Wednesday, July 6, 2011

Kromlek - Finis Terrae (2011)

Much like in baseball, metal has its contact hitters and its power hitters. The contact hitters put out their albums, hoping to carve out a niche in their genre of choice. The power hitters try to shake the earth itself, tearing down their subgenre in an effort to redefine and rebuild it. Kromlek, an impressive new outfit from Germany, are the latter. This is not a bunt. This is not a single to left field. On "Finis Terrae," they have have blasted a ball so far it may never be found.
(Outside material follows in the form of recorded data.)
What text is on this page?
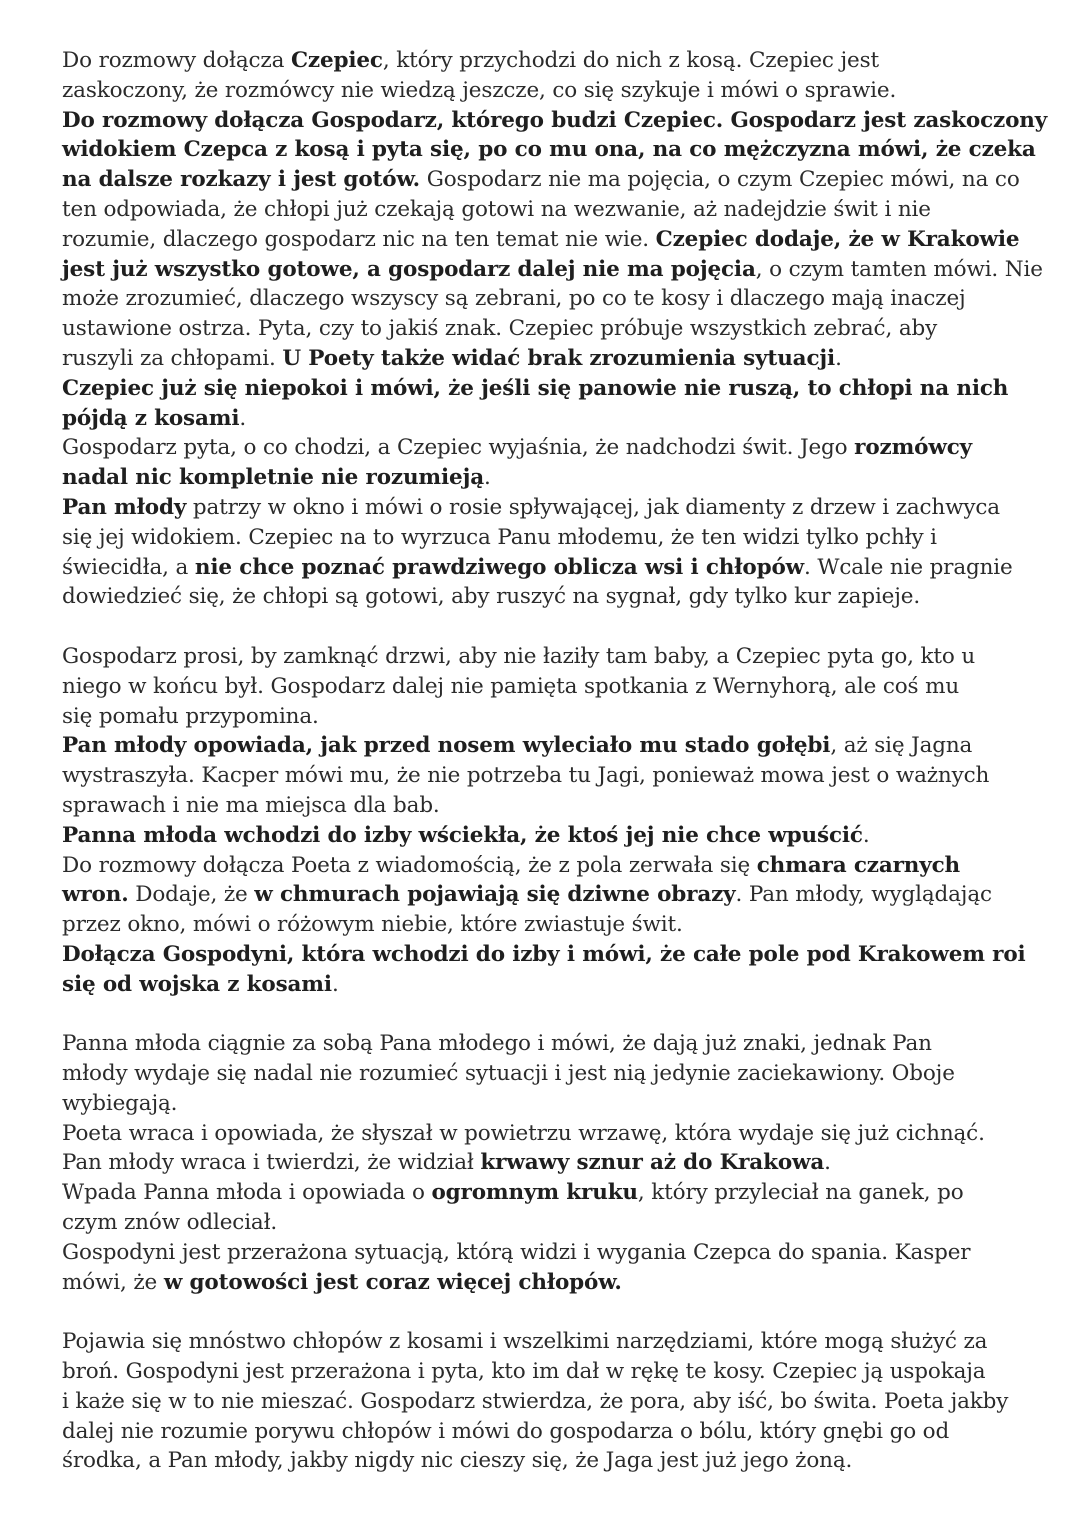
Do rozmowy dołącza Czepiec, który przychodzi do nich z kosą. Czepiec jest
zaskoczony, że rozmówcy nie wiedzą jeszcze, co się szykuje i mówi o sprawie.
Do rozmowy dołącza Gospodarz, którego budzi Czepiec. Gospodarz jest zaskoczony
widokiem Czepca z kosą i pyta się, po co mu ona, na co mężczyzna mówi, że czeka
na dalsze rozkazy i jest gotów. Gospodarz nie ma pojęcia, o czym Czepiec mówi, na co
ten odpowiada, że chłopi już czekają gotowi na wezwanie, aż nadejdzie świt i nie
rozumie, dlaczego gospodarz nic na ten temat nie wie. Czepiec dodaje, że w Krakowie
jest już wszystko gotowe, a gospodarz dalej nie ma pojęcia, o czym tamten mówi. Nie
może zrozumieć, dlaczego wszyscy są zebrani, po co te kosy i dlaczego mają inaczej
ustawione ostrza. Pyta, czy to jakiś znak. Czepiec próbuje wszystkich zebrać, aby
ruszyli za chłopami. U Poety także widać brak zrozumienia sytuacji.
Czepiec już się niepokoi i mówi, że jeśli się panowie nie ruszą, to chłopi na nich
pójdą z kosami.
Gospodarz pyta, o co chodzi, a Czepiec wyjaśnia, że nadchodzi świt. Jego rozmówcy
nadal nic kompletnie nie rozumieją.
Pan młody patrzy w okno i mówi o rosie spływającej, jak diamenty z drzew i zachwyca
się jej widokiem. Czepiec na to wyrzuca Panu młodemu, że ten widzi tylko pchły i
świecidła, a nie chce poznać prawdziwego oblicza wsi i chłopów. Wcale nie pragnie
dowiedzieć się, że chłopi są gotowi, aby ruszyć na sygnał, gdy tylko kur zapieje.
Gospodarz prosi, by zamknąć drzwi, aby nie łaziły tam baby, a Czepiec pyta go, kto u
niego w końcu był. Gospodarz dalej nie pamięta spotkania z Wernyhorą, ale coś mu
się pomału przypomina.
Pan młody opowiada, jak przed nosem wyleciało mu stado gołębi, aż się Jagna
wystraszyła. Kacper mówi mu, że nie potrzeba tu Jagi, ponieważ mowa jest o ważnych
sprawach i nie ma miejsca dla bab.
Panna młoda wchodzi do izby wściekła, że ktoś jej nie chce wpuścić.
Do rozmowy dołącza Poeta z wiadomością, że z pola zerwała się chmara czarnych
wron. Dodaje, że w chmurach pojawiają się dziwne obrazy. Pan młody, wyglądając
przez okno, mówi o różowym niebie, które zwiastuje świt.
Dołącza Gospodyni, która wchodzi do izby i mówi, że całe pole pod Krakowem roi
się od wojska z kosami.
Panna młoda ciągnie za sobą Pana młodego i mówi, że dają już znaki, jednak Pan
młody wydaje się nadal nie rozumieć sytuacji i jest nią jedynie zaciekawiony. Oboje
wybiegają.
Poeta wraca i opowiada, że słyszał w powietrzu wrzawę, która wydaje się już cichnąć.
Pan młody wraca i twierdzi, że widział krwawy sznur aż do Krakowa.
Wpada Panna młoda i opowiada o ogromnym kruku, który przyleciał na ganek, po
czym znów odleciał.
Gospodyni jest przerażona sytuacją, którą widzi i wygania Czepca do spania. Kasper
mówi, że w gotowości jest coraz więcej chłopów.
Pojawia się mnóstwo chłopów z kosami i wszelkimi narzędziami, które mogą służyć za
broń. Gospodyni jest przerażona i pyta, kto im dał w rękę te kosy. Czepiec ją uspokaja
i każe się w to nie mieszać. Gospodarz stwierdza, że pora, aby iść, bo świta. Poeta jakby
dalej nie rozumie porywu chłopów i mówi do gospodarza o bólu, który gnębi go od
środka, a Pan młody, jakby nigdy nic cieszy się, że Jaga jest już jego żoną.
Beginning with the rather ambitious prelude, "Iron Age," the band showcase their desire to break free from the pagan mold. A triumphant mix of horns, strings, thumping drums and wailing guitar chords, the track is the epic introduction to the tale. But the majesty is shredded by the initial guttural growls of "Nekropolisae Fall." rarely do you see keyboards featured so brightly in music this abrasive and heavy, but they shine through the distortion and screeching black metal vocals. The spacey keys dart in and out of the thunderous drum beats, which have the mechanized precision of classic industrial metal. A guitar solo takes the stage, setting the neck of the guitar on fire, before breaking off into Middle Eastern sitar styled playing.

The blackest of the black comes through in "Angrliodh." Drums are lightning fast, and the guitars are equal to the task. The tempo slows a hair, allowing fluttering synthesized keys to break free. Screeches turn to growls, but neither one compares to the feeling of crawling skin provided by the spoken word passages. Purely terrifying. Leaning more to the uptempo death/folk side, "The Cocoon" is a lesson in contrast, with music that seems upbeat and lively, while the vocals remain steadfast and ominous. Brilliantly placed guitar and keyboard solos set the staged for a booming outro section, complete with double kicks and ear piercing vocal screams.

The band fire through "Mantikor," inducing a severe case of whiplash, without losing the integrity of each instrument along the way. Drums, guitars and keys share equal roles, forming something greater than the parts. "Manjushri Aus Mir" is a weaving, winding ride through the sublime. From effects laden guitar work in the opening, to the damn near abusive vocal patterns, it may brings chills to your body. The pitch perfect work of the rhythm section is to be applauded, keeping guitars and drums in check. Mark and Joris of Heidevolk lend some German vocals to "Moritvrvs Immortalis," a track that combines the dynamics of Thrash with the localized nature of folk. Complete with strings, this one is a neckbreaker.

The alternating shred and stomp of "Ad Rvbiconem" is a refreshing change to the flow, with the mystical keyboards on "Bastion" will leave you momentarily puzzled. But once guitars enter, and the drums pound away, you will remember where you are, and what you have in store. The abrasive screeching vocals steal the show this time, soaring over the top of the distorted chord work. But again, a well placed guitar solo breathes fire into the genre. "Creations Crowning Glory" starts as most power metal tracks do, before the evil, soul depleting vocals enter. The combination is a winner, heaven and hell, slammed together.

Equilibrium mainman Rene Berthiaume lends his vocal talents to "Metropolitan Roots," a track as diverse as the band itself. Clean vocals mingle with deliberate drum fills, descending into a full on assault of kicks, snares, cymbals and guitar notes. The glue remains the keys, keeping the mood light, even in the darker, heavier moments. A child's voice speak over delicate piano keys and guitar solos, in a way that may leave "Egophaneia" lingering in your mind for days. Uplifting, yet somehow sad, it will cut to the heart of you. The epic title track finishes your journey, hand on your throat. It forces you to gasp for each breath as speed increases to the breaking point, double kicks pounding your skull. This is an end, but not to the album. This track could bring about the end of the world.

We often speak of bands that defy conventional tags, that somehow manage to reinvent the genre that they have been dubbed. Dimmu Borgir, a perfect example, took black metal to places it needed to go. Kromlek have the potential and the talent to accomplish a similar feat. With "Finis Terrae," they have begun to change the conceptions of what pagan metal is and can be. I won't dare try to annex enough adjectives to describe what they do, but rest assured, it deserves some attention.